Il ne se superpose pas aux autres schémas de planification : il les domine.

Il doit intégrer, outre une vision de l’exemplarité de l’administration en tant que « partenaire », un volet interne, tourné vers l’administration elle-même.

La valeur de ce chantier tient plus dans la dynamique de projet qu’il insuffle que dans l’intérêt du document produit. Or, l’Agenda 21 est trop souvent un prétexte à plaquettes de communication en papier glacé alors qu’il devrait être la pierre angulaire ?la Bible- de toute action publique. La feuille de route inspirant les politiques aussi bien dans les méthodes que les objectifs à atteindre.

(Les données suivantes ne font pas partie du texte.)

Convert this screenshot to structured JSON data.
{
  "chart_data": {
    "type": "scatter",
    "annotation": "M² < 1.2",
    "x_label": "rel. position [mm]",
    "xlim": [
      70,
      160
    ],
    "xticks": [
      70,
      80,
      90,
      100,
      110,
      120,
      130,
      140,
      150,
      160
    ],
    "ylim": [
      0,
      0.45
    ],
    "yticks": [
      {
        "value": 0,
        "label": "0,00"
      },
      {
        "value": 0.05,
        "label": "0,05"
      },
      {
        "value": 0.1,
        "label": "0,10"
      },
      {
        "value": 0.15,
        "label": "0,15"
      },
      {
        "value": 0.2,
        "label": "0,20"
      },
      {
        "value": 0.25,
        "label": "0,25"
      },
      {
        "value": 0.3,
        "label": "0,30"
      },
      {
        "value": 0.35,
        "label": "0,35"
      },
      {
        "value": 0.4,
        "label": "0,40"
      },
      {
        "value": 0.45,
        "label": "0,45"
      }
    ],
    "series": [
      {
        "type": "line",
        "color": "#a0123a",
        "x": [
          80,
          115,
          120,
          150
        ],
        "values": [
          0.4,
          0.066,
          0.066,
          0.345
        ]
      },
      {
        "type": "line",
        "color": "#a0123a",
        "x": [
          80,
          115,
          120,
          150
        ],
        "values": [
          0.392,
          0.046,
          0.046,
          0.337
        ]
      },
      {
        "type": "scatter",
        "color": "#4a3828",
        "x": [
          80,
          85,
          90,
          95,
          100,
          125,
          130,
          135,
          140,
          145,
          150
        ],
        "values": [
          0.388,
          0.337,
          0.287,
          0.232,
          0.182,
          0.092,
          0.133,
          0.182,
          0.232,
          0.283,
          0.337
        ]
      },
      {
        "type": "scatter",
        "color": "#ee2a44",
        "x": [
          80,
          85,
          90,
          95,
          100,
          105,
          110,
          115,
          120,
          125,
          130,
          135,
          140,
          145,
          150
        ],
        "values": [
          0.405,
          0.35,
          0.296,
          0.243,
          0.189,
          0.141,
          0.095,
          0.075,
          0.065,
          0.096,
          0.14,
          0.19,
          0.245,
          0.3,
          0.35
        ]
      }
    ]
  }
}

Bien plus qu’un recensement des bonnes pratiques existantes ou issues du passé, il doit également contenir un plan d’action.
En ce sens, l’Agenda 21 se distingue des autres documents de programmation. car les actions engagées à ce titre doivent intégrer en amont au moins partiellement les dimensions économiques, sociales, environnementales et démocratiques des chantiers, bien au-delà d’une comptabilisation ex-post de leurs effets dans ces différents domaines.

C’est là un point faible dans nombre d’Agenda 21 locaux : ils ne contiennent pas de plan d’action conséquent. Ils se contentent trop souvent de donner une cohérence stratégique à des actions déjà engagées, voire à les justifier après coup.